Northeastern Section - 53rd Annual Meeting - 2018

Paper No. 24-8
Presentation Time: 10:55 AM

CHARACTERIZATION OF VERTICAL FLOW WITHIN BEDROCK AQUIFERS (STORRS, CONNECTICUT) USING DIFFERENT FLOW LOGGING METHODS


PHILLIPS, Stephanie N.1, JOHNSON, Carole D.2, ROBBINS, Gary A.3 and LANE, John W.2, (1)Center for Integrative Geosciences, University of Connecticut, Storrs, CT 06269; Hydrogeophysics Branch, U.S. Geological Survey, Storrs, CT 06269, (2)Hydrogeophysics Branch, U.S. Geological Survey, Storrs, CT 06269, (3)Department of Natural Resources and the Environment, University of Connecticut, Storrs, CT 06269

Evaluating vertical flow in bedrock wells is important for understanding aquifer hydraulic parameters, and borehole flowmeter methods are critical for analyzing flow in fractured-rock aquifers. Single borehole logging is used to identify active hydraulic zones under ambient and pumping conditions, and crosshole flowmeter logging is used to identify hydraulic connections between boreholes. To identify potential zones of interest for flowmeter logging in fractured rock, first a series of conventional borehole logs are collected. Then, locations for flowmeter logging are selected and data are collected under ambient and stressed conditions to distinguish fracture flow zones. Because flowmeters are limited by their resolution and operational range, tool selection is critical and should be matched to site conditions and project goals.

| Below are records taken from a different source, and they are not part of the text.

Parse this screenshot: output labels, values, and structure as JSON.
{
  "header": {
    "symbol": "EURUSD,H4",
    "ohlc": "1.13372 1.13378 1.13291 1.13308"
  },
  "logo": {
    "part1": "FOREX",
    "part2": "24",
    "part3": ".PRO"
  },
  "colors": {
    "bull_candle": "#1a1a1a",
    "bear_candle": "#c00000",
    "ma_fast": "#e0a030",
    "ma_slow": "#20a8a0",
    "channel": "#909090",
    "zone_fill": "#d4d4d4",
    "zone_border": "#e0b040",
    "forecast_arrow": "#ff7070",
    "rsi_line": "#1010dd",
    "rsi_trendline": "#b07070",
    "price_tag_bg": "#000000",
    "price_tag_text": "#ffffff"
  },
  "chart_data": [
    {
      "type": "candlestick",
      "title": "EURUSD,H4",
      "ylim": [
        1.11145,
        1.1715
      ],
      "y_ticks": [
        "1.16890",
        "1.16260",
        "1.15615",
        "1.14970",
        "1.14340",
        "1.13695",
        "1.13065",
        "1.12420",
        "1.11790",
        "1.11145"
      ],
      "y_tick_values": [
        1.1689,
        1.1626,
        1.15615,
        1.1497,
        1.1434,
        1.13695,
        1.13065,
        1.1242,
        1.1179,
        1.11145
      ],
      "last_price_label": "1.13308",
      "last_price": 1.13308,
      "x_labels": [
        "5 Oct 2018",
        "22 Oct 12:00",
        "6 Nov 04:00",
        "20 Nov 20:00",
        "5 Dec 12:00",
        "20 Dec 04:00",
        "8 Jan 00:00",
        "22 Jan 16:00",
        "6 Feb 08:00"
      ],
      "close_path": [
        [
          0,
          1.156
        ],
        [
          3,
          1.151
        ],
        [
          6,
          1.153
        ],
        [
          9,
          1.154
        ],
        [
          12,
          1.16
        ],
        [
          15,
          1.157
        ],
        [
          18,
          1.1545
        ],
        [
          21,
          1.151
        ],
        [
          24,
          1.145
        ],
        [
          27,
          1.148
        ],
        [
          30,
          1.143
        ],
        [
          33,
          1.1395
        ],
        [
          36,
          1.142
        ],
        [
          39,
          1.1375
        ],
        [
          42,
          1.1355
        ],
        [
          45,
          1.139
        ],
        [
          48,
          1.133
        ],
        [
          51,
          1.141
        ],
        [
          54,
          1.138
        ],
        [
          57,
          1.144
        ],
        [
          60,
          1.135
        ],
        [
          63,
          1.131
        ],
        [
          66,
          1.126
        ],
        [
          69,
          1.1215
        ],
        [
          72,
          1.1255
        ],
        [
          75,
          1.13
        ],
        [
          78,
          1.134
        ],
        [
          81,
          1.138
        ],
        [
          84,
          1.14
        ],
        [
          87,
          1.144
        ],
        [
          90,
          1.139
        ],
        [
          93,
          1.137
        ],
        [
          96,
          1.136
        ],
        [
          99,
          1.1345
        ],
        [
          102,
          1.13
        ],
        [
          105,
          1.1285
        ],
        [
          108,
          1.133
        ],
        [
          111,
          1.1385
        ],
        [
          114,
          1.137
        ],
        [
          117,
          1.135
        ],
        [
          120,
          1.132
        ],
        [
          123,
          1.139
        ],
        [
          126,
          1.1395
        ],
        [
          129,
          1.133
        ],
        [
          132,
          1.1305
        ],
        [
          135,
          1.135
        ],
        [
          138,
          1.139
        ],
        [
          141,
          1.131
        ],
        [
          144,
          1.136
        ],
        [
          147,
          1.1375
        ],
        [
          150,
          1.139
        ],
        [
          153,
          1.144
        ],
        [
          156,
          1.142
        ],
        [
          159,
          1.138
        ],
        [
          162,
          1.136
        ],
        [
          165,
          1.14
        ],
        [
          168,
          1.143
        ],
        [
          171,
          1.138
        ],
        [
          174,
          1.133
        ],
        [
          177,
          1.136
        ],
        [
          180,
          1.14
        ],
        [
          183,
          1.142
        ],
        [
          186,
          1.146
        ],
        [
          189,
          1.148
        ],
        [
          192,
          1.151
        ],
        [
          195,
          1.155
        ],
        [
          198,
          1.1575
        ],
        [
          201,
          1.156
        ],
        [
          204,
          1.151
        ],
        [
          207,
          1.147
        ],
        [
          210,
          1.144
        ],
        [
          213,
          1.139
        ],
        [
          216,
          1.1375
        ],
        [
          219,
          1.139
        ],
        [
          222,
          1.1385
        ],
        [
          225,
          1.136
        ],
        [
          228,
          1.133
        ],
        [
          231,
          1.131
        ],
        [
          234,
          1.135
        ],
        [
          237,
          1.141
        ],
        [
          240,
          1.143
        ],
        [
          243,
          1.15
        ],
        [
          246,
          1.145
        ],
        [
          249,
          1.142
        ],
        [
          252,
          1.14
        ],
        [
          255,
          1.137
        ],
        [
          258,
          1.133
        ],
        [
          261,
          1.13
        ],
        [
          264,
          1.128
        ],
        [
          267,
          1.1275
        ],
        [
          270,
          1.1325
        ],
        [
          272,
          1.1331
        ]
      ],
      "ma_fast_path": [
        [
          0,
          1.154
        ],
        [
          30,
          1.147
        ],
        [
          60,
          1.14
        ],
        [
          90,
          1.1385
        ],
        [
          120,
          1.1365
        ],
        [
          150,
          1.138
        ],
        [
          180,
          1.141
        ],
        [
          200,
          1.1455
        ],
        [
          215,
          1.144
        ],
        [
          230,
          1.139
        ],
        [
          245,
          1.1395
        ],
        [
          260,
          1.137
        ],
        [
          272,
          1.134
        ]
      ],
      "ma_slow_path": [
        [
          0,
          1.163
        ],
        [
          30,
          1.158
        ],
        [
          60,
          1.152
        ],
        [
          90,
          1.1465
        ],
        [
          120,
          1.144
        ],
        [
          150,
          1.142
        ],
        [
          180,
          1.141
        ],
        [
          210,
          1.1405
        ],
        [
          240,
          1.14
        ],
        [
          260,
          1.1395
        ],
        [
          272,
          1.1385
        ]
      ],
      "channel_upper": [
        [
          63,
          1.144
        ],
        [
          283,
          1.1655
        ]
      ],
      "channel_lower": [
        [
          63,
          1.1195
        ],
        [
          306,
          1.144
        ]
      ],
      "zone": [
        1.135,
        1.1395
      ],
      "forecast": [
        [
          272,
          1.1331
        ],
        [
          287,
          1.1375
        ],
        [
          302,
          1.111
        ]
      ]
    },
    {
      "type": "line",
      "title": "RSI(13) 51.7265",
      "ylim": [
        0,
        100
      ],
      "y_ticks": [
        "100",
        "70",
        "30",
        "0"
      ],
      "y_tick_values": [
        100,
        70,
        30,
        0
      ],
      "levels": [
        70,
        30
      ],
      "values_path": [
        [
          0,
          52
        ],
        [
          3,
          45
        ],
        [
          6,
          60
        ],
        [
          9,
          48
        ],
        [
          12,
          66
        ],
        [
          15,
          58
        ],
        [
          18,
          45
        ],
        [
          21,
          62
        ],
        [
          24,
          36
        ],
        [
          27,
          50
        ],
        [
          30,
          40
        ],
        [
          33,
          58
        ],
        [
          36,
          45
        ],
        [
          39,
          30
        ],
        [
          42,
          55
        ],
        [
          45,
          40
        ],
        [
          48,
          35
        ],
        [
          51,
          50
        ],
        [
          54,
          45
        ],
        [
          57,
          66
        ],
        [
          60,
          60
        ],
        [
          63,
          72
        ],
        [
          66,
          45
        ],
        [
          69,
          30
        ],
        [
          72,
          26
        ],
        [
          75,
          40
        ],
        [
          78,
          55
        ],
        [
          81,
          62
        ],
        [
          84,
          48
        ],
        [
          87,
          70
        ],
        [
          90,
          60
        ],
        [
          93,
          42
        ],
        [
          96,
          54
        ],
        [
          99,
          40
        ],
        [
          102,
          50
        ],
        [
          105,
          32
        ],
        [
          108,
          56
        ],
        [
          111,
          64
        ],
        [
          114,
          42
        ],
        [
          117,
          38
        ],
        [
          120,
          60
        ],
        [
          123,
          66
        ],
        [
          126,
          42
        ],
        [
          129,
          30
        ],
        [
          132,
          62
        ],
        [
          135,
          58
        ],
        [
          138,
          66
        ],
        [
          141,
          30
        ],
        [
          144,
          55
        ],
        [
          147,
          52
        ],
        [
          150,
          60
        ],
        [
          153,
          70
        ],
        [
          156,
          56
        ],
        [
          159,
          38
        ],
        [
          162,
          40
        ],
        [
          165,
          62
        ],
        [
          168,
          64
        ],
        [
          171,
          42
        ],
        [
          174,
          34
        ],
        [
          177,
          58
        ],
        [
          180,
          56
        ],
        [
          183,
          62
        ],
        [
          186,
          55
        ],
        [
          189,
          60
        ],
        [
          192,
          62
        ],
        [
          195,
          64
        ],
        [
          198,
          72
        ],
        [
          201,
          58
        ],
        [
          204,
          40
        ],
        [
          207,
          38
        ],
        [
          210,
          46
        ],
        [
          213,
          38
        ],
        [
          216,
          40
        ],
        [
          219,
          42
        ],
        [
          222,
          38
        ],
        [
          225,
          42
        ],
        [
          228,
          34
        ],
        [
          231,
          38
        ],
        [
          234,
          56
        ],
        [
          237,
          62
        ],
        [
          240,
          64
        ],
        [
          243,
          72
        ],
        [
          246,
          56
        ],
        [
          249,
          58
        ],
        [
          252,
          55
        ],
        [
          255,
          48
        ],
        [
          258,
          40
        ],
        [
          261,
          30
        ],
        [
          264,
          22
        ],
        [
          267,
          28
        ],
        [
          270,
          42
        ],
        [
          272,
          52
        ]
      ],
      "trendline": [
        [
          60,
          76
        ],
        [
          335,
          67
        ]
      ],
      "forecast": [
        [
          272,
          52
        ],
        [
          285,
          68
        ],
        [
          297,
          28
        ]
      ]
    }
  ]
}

In this study, data were collected in three boreholes in a fractured rock setting in Storrs, Connecticut, to compare three flow logging methods. Prior to flow logging, acoustic- and optical-televiewer, fluid temperature, and conductivity logs were collected in the wells. Flow measurement data were collected under ambient and pumping conditions using spinner, heat-pulse, and electromagnetic flowmeters. Factors for comparing the flow data include the spatial resolution of flow zones, maximum and minimal flow detection rates, and rapidity and ease of data collection and analysis. Fracture transmissivity results of the flow logs also will be compared to results from a dissolved oxygen alteration method and a newly designed packer method.